The criticism often levelled at the concept of SSI is that it is ‘too utopian’ and some way off from being made into a practical reality. However, there is potential in new decentralized technologies — most notably blockchains — to build data privacy and control into the center of digital systems and help make SSI a reality.
In simple terms, a blockchain is a shared file which records transactions. Each of the transactions, such as a piece of identifying information, is added in as a ‘block’ and is stored decentralized in the chain which means that once added in, no one can interfere with or control its content. This means that blockchain removes the need to have a central authority responsible for securing personal details, allowing people to secure their own details with high levels of security.
Through blockchain, highly sensitive documents – such as a university certificate – can be stored digitally as “fingerprints” instead. Each fingerprint is individual and does not reveal any information about the document it belongs to, which of course safeguards the information it contains and enables the owner of the document to choose exactly who can access their verified personal information.

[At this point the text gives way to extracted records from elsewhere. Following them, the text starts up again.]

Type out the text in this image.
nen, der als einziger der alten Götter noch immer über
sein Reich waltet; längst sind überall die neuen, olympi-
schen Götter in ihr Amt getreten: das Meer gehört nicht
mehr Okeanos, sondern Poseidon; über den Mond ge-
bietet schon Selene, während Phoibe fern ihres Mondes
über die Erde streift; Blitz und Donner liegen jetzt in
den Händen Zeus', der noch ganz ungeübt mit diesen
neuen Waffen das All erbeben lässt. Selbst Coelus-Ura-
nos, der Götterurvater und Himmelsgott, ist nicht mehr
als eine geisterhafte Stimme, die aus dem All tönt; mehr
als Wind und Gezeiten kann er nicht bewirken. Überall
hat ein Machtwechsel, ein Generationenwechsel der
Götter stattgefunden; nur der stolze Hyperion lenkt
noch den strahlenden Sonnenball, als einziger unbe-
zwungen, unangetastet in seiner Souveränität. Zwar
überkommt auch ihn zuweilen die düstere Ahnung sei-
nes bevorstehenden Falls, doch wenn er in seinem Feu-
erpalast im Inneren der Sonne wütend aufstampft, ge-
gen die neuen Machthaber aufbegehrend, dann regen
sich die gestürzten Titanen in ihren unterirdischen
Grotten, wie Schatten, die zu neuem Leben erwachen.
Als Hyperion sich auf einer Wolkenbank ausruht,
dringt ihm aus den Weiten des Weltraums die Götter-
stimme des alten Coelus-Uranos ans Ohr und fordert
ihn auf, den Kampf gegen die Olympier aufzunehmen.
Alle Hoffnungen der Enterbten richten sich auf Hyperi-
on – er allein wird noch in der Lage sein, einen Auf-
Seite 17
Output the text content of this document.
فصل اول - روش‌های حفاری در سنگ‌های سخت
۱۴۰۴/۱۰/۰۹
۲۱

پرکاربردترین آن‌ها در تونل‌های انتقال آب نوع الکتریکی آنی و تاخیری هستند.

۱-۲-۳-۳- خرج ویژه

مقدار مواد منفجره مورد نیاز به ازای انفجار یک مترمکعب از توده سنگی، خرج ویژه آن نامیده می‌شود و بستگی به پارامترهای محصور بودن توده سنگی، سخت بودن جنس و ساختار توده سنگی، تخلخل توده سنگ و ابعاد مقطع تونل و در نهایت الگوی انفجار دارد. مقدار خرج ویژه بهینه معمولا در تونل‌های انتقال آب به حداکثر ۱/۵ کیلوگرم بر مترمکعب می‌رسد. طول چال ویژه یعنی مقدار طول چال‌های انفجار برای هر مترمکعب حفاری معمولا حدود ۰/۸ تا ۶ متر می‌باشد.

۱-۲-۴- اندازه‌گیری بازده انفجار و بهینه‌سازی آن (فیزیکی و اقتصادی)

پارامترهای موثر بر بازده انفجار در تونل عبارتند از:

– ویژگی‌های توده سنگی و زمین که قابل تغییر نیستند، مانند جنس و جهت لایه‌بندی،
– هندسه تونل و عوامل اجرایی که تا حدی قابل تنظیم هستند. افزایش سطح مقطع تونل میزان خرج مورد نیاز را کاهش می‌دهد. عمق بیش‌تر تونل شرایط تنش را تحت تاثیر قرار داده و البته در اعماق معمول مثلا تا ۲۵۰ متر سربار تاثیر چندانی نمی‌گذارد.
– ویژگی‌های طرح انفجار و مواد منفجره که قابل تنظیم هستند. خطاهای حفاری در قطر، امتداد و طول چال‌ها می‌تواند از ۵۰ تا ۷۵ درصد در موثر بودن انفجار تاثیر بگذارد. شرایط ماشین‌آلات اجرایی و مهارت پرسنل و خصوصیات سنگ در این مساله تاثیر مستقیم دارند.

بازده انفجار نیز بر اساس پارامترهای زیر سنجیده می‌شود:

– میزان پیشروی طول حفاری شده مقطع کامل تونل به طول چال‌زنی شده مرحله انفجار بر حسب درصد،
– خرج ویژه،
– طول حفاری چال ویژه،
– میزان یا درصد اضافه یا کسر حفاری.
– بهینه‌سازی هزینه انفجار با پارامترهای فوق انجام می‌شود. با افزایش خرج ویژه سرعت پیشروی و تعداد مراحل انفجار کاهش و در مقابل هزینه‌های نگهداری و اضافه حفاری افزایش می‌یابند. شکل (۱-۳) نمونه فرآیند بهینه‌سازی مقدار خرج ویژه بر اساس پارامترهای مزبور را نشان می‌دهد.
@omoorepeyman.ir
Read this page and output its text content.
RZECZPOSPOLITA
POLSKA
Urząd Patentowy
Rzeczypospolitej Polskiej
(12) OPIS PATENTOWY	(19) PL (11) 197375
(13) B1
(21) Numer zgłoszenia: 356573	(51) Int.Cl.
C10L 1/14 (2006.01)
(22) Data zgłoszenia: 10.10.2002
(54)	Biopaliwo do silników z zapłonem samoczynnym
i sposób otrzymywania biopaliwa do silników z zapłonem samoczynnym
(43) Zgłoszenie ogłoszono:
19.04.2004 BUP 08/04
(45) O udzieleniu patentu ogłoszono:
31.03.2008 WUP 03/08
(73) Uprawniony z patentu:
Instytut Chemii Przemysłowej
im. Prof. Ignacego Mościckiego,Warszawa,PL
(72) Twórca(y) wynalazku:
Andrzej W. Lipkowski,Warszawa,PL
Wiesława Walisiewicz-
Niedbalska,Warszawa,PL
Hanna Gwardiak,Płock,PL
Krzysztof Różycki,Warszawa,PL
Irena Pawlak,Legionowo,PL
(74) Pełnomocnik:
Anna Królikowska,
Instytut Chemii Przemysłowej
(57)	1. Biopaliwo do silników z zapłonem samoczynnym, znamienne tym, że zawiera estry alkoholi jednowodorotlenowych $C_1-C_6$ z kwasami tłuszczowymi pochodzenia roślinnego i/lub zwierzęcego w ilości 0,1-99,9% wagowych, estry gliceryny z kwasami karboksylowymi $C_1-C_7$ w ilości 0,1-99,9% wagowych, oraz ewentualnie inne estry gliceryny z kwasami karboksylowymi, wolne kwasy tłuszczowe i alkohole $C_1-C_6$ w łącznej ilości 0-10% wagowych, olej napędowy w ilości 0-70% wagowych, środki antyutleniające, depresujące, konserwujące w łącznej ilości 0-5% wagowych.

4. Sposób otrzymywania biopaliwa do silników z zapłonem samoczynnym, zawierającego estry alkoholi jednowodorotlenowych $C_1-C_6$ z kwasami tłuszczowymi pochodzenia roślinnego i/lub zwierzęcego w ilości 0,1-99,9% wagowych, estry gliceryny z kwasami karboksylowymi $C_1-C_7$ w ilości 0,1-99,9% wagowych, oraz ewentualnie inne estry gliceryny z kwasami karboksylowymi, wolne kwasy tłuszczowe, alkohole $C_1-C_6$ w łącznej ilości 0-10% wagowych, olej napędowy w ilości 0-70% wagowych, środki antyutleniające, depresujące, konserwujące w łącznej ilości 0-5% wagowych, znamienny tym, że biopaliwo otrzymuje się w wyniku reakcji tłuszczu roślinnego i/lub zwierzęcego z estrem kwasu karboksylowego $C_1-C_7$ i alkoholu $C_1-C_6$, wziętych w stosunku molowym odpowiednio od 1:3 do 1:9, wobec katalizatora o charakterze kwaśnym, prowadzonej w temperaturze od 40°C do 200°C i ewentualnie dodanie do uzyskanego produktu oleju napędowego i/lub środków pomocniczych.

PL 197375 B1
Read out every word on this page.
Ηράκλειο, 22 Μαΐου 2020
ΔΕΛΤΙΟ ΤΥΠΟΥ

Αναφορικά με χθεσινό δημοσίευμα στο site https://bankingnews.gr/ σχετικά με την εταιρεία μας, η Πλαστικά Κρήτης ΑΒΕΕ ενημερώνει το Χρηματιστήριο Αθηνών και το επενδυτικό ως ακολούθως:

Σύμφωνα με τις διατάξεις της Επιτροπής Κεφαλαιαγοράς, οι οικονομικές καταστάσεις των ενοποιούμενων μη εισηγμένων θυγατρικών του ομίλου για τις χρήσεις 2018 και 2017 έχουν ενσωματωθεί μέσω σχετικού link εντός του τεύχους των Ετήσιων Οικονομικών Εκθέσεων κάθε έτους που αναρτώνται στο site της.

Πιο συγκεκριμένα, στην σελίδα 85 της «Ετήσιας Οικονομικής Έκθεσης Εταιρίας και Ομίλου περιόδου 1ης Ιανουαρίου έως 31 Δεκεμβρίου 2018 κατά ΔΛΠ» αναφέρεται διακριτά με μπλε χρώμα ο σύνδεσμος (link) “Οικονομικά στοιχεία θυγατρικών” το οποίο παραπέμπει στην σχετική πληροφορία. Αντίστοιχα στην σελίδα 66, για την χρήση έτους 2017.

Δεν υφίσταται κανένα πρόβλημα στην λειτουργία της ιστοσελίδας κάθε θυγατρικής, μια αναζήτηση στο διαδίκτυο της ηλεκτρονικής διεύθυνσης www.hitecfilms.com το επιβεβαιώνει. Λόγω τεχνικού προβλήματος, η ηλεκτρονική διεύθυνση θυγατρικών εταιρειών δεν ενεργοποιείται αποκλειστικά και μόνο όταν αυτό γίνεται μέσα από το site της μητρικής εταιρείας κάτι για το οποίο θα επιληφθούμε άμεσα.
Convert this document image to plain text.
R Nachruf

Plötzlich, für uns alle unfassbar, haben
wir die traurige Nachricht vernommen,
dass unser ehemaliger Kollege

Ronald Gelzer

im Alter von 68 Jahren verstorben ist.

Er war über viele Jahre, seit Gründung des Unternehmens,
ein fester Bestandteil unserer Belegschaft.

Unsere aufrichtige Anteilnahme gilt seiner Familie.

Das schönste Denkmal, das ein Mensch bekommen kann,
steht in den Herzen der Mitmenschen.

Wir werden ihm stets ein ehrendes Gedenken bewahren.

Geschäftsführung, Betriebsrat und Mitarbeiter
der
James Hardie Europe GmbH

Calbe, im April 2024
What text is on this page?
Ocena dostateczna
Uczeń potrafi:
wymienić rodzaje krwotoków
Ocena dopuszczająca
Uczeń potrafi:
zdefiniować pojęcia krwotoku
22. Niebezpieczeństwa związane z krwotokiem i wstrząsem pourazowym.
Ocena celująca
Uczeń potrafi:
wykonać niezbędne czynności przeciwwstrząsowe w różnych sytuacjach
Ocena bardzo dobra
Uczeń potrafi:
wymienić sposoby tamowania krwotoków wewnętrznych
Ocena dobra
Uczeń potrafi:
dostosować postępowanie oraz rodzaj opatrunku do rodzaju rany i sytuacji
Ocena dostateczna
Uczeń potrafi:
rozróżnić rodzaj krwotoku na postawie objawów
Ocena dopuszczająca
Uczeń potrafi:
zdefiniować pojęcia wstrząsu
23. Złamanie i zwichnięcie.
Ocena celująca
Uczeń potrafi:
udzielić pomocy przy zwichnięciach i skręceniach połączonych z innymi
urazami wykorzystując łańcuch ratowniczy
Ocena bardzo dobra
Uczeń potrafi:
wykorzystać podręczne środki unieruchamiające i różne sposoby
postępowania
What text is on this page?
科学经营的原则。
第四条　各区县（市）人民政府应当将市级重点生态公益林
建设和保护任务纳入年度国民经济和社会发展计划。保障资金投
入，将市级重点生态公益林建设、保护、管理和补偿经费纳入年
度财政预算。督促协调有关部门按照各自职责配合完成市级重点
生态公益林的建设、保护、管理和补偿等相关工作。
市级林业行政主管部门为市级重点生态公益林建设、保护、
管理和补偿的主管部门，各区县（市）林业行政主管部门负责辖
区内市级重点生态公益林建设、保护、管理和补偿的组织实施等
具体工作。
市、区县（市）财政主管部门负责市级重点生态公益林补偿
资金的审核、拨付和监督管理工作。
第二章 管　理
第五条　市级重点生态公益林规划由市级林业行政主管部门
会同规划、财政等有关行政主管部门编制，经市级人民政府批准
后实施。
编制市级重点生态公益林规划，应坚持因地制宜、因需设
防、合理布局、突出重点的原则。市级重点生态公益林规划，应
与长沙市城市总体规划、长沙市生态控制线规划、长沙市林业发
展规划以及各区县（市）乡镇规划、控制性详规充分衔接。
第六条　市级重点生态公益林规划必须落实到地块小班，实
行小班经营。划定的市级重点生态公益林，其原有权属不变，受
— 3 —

In practice, this means if someone secures a university diploma, they can add the “fingerprint” of that verified diploma to their self-sovereign identity from one of the leading providers, such as uPort, and the individual handles the control of their identity and how it is used entirely at their discretion. Then, when an individual has to present some form of identifying information, their identity can be validated by just accepting a “verifiable credential” issued to the user by competent and trusted identity authorities.
Close, but we aren’t there just yet
There are a host of questions that come from the potential in blockchain to help make SSI a reality. For example, if one person’s or organization’s data is all in one place, will personal identifying data become more private under SSI or more visible? What about if countries don’t have control over citizenship, who does?
These issues will become clearer and debated more extensively once the SSI model becomes more practical. After all, we are still a long way of making SSI a practical reality, with very little use cases in operation.
However, once we do, we at TrueProfile.io believe it could be a game changer for data control and data privacy, as decentralized technologies like blockchain can clearly provide individuals and organizations with the tools they need to have greater control over how and when their identifying data is being used.